Buchholtzens kamen bleich und hohläugig zum Vorschein. Sie mußten mit Tee und Kuchen gelabt werden, bevor sie ein wenig aus sich herausgingen. Herr Buchholtz war das, was man einen schönen Mann nennt. Groß und gut gewachsen, mit glänzenden schwarzen Haaren, einem koketten Schnurrbärtchen und Mandelaugen, mußte er für Frauen, die südländisches Aussehen lieben, unwiderstehlich sein. Daß er Frau Buchholtz zum Bund fürs Leben erkoren hatte, war ein Beweis für die Anziehungskraft der Gegensätze. Frau Buchholtz besaß jene fahlblonde Unscheinbarkeit, hinter der man unablässig nach inneren Werten zu forschen bestrebt ist. Zweifellos war sie eine Gattin und Mutter von Format.

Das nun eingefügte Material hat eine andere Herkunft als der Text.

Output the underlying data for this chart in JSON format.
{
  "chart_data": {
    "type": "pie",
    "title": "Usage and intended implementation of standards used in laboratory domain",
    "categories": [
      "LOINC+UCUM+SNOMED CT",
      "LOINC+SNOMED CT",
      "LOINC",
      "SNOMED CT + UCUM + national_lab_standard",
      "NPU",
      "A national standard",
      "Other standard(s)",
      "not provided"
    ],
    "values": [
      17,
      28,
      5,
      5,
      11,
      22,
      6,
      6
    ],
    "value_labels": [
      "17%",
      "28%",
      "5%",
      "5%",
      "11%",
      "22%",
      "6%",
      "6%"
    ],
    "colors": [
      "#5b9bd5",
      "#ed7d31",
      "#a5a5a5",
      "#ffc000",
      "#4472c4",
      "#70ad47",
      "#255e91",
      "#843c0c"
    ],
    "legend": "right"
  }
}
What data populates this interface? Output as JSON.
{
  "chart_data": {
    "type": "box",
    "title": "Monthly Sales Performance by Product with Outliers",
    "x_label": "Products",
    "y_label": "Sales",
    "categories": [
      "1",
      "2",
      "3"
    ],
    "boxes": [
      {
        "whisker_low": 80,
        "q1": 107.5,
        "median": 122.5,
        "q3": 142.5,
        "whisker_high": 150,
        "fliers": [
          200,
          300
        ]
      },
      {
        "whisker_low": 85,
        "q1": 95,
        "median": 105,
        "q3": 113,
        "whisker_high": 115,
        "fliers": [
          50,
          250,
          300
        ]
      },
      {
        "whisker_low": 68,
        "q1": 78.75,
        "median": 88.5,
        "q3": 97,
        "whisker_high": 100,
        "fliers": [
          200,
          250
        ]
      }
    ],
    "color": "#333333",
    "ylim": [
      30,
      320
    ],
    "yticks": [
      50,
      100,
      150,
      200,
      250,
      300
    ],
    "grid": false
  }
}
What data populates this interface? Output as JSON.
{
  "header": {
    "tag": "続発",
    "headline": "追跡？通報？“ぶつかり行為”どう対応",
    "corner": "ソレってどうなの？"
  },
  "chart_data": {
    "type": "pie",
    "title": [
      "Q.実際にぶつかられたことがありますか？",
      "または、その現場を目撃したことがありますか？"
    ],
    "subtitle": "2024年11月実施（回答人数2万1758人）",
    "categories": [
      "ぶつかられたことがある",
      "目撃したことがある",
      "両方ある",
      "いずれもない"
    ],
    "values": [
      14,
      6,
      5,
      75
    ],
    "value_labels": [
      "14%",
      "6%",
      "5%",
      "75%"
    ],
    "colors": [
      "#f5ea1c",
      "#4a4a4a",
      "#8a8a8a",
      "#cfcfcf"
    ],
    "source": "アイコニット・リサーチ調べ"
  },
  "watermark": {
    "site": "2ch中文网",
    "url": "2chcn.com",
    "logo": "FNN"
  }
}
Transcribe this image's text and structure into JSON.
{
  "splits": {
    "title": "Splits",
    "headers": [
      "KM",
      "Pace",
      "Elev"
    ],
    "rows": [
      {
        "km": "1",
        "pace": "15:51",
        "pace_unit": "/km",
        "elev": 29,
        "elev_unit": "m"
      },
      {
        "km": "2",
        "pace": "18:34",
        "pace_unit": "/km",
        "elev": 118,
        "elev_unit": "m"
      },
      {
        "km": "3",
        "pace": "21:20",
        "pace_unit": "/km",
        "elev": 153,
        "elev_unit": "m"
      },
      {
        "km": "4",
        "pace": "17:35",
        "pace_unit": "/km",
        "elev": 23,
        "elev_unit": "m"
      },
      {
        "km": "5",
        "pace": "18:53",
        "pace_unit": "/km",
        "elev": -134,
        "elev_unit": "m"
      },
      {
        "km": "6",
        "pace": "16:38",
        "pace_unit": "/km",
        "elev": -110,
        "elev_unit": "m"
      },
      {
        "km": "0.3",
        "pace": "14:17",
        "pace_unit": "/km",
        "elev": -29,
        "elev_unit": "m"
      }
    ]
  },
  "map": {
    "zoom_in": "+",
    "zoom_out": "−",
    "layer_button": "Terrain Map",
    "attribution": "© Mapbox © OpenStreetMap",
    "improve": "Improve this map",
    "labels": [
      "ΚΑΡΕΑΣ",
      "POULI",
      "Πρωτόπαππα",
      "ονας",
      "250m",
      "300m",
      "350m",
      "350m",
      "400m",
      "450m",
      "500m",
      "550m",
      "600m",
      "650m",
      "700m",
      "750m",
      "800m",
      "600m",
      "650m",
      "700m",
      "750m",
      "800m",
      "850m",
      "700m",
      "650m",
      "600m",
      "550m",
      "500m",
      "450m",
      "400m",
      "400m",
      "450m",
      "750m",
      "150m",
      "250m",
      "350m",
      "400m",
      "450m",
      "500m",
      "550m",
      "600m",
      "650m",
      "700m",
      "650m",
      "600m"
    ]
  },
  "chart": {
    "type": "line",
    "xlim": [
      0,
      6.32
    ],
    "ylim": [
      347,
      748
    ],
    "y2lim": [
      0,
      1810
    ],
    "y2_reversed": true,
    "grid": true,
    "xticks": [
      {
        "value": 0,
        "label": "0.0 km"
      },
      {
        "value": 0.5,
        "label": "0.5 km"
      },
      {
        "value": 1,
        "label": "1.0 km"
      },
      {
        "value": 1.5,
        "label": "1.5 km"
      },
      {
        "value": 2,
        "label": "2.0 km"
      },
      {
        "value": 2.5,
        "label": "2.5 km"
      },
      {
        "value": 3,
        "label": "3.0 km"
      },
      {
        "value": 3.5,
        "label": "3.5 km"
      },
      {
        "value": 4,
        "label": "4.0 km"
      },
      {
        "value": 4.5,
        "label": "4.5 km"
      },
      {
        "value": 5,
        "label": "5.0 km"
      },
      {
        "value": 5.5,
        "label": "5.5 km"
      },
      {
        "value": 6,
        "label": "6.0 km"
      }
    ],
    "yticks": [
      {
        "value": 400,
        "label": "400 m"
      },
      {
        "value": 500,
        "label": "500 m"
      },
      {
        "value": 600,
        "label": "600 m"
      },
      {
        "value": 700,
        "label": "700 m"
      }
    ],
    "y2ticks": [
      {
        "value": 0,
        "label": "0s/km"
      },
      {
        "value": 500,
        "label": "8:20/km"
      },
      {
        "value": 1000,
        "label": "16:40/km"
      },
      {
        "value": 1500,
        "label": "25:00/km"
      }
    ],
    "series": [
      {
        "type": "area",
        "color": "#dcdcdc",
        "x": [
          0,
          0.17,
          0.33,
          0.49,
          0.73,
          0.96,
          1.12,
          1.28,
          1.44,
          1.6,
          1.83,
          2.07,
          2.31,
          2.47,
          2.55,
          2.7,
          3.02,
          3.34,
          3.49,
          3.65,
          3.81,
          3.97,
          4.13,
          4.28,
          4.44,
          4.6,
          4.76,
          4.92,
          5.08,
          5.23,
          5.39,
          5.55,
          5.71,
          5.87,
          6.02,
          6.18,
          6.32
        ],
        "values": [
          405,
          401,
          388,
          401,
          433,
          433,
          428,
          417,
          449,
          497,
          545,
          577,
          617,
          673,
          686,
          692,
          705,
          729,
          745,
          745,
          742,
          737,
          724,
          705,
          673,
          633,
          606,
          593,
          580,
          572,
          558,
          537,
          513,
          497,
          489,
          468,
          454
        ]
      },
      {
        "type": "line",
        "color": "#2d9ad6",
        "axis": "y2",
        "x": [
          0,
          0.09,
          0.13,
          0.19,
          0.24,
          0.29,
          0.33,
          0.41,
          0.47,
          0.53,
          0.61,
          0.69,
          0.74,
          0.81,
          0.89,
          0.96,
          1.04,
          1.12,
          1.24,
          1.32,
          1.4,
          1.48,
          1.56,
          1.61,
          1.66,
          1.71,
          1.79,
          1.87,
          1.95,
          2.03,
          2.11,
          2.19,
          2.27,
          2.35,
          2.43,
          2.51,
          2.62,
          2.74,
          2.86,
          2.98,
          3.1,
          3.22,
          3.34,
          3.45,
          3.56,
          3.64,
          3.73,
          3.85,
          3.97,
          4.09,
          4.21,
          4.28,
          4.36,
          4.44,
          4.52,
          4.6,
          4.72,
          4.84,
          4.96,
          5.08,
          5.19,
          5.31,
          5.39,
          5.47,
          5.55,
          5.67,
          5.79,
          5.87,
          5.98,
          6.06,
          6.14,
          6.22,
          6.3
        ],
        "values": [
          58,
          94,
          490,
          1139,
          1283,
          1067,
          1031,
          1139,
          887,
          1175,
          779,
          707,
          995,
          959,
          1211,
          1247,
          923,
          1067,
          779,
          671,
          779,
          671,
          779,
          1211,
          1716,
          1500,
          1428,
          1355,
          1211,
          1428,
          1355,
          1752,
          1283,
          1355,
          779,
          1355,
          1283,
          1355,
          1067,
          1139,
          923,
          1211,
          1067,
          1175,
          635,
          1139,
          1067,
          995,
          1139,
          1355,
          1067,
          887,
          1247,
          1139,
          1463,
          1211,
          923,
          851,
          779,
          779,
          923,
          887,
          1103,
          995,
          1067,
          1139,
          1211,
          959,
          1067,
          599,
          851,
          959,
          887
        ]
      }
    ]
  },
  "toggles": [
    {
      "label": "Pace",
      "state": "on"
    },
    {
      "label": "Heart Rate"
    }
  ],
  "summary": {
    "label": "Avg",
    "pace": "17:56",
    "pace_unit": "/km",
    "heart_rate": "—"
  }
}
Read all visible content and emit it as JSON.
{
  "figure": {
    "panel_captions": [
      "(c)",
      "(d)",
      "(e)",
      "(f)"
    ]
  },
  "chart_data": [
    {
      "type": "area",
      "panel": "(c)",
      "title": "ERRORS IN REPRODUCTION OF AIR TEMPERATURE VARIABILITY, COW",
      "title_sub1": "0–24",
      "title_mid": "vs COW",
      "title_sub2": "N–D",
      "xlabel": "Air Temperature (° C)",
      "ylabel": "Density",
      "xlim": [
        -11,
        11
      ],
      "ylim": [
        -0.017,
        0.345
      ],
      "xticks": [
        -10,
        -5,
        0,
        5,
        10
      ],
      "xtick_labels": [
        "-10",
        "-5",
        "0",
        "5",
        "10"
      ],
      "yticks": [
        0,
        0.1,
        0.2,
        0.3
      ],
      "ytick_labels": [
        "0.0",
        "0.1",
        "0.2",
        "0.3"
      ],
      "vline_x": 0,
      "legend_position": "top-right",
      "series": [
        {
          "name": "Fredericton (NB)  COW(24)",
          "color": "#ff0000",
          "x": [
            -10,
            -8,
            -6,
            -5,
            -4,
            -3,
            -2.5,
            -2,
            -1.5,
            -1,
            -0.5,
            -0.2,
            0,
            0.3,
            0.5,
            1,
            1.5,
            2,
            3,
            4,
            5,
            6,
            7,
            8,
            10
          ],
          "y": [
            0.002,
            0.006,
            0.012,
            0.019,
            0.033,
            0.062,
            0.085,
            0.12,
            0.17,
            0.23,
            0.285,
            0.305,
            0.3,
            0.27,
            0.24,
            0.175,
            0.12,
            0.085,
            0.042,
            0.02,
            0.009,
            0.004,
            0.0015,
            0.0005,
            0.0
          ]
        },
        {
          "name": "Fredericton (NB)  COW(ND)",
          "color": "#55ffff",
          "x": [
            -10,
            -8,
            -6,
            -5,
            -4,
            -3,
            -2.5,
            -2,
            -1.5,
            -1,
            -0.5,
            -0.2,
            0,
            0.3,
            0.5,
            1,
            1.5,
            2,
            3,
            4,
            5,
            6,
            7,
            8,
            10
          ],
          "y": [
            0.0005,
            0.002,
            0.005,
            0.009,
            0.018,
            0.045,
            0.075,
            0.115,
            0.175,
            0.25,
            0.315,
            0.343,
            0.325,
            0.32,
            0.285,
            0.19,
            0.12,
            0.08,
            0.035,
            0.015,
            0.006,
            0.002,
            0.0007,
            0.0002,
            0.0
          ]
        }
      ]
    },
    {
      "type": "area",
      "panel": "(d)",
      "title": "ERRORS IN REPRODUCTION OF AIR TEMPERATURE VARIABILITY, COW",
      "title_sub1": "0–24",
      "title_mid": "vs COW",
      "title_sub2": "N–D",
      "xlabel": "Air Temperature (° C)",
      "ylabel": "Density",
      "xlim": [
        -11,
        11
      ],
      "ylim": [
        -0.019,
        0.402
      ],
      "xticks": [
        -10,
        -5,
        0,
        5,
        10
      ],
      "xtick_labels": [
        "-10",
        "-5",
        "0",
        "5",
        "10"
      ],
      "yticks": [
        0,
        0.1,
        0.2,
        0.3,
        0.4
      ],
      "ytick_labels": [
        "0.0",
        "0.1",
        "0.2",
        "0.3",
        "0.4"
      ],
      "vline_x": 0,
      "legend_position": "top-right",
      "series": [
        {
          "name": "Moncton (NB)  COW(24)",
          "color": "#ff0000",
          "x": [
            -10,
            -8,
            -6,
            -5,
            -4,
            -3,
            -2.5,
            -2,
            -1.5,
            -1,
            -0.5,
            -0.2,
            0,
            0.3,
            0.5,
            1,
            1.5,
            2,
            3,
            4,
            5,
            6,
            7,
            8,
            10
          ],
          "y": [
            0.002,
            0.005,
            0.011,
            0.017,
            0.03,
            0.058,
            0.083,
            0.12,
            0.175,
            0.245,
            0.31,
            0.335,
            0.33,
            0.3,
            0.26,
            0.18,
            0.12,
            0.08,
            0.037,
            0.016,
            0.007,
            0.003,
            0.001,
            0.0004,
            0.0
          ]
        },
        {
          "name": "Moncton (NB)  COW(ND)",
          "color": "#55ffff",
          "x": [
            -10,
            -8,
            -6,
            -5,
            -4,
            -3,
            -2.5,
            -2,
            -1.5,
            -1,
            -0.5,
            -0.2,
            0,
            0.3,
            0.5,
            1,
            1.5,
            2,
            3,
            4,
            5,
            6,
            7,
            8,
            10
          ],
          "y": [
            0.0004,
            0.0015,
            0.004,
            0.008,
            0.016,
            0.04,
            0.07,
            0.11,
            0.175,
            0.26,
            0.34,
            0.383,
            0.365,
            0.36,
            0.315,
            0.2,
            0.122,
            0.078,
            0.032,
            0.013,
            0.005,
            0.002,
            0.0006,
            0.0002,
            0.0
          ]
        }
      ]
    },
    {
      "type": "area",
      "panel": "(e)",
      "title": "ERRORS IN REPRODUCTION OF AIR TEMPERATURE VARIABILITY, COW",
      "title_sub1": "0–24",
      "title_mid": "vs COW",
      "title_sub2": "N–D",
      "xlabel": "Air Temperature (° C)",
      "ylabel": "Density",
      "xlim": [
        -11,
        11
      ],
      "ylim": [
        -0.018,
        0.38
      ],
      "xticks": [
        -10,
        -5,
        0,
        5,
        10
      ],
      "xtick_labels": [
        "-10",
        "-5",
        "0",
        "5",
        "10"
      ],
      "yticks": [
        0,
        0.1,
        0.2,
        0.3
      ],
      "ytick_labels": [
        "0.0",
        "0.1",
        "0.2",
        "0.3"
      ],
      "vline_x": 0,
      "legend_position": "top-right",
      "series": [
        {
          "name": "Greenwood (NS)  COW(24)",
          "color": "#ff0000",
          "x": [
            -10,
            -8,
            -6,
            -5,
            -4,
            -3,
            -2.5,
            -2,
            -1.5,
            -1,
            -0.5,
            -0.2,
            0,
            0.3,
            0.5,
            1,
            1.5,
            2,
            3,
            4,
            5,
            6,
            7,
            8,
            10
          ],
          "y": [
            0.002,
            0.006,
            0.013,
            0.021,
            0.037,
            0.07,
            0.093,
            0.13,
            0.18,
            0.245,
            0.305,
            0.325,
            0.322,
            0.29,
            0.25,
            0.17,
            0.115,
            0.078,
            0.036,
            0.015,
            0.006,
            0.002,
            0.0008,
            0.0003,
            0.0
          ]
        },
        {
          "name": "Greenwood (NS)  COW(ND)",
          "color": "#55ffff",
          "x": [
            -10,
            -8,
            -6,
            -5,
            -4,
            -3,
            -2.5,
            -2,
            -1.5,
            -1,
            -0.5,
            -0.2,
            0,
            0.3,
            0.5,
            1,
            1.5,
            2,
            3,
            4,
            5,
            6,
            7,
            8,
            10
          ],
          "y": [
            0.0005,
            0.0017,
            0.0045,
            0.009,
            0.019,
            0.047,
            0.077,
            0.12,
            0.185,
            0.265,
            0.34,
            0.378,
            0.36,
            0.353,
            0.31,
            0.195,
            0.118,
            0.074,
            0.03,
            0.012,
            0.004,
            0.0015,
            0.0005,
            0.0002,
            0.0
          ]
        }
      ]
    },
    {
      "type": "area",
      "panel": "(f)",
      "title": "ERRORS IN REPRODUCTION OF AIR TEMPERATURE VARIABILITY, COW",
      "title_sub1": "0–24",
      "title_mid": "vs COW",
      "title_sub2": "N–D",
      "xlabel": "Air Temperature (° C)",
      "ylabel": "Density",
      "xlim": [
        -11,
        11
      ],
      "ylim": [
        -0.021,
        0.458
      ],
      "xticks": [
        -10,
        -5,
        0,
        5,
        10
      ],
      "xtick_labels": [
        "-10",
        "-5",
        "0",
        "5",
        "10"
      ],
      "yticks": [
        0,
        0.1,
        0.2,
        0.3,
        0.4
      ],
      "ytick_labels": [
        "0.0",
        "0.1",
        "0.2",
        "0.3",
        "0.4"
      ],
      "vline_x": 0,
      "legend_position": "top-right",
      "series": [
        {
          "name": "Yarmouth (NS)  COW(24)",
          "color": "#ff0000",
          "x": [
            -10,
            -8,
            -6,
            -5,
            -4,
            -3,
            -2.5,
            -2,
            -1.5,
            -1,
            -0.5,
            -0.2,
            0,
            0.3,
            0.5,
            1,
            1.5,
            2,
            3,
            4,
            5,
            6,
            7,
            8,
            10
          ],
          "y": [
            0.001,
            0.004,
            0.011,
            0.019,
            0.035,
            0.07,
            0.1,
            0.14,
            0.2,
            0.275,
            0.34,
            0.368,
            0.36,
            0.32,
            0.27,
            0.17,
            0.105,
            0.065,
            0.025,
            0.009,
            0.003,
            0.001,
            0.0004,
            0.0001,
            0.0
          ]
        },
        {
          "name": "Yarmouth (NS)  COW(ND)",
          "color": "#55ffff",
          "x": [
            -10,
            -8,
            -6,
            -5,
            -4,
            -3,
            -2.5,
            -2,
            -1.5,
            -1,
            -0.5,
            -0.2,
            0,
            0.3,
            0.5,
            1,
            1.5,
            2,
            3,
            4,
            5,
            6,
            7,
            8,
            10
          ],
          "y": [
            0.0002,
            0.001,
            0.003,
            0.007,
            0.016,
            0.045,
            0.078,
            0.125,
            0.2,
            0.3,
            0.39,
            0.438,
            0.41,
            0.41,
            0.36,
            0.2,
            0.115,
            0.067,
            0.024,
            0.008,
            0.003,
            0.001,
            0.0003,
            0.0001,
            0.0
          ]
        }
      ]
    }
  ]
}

Die kleine Edith, fünfjährig und sehr schüchtern, schien der Mutter nachzugeraten. Sie tat am ersten Tag den Mund nicht auf und weigerte sich stumm aber hartnäckig, Hinz zu folgen, der sich auf meinen strengen Befehl hin mürrisch erbot, ihr das Gartenhäuschen mit den bunten Fenstern zu zeigen.

Buchholtzens hatten ihr Faltboot mitgebracht; sie gedachten bei Sonnenschein den ganzen Tag auf dem Wasser zu liegen. Als es gegen Abend aufhörte zu regnen, begaben sie sich an den See, um das Boot klarzumachen. Herr Buchholtz führte ein strammes Kommando, sogar die kleine Edith mußte heran, und nach einer halben Stunde war, wie der Schmetterling der Raupe, dem unscheinbaren Paket aus grauem Segeltuch ein stattliches Boot entschlüpft, das den Namen „Rumpelstilzchen“ in weißen Buchstaben am Bug führte.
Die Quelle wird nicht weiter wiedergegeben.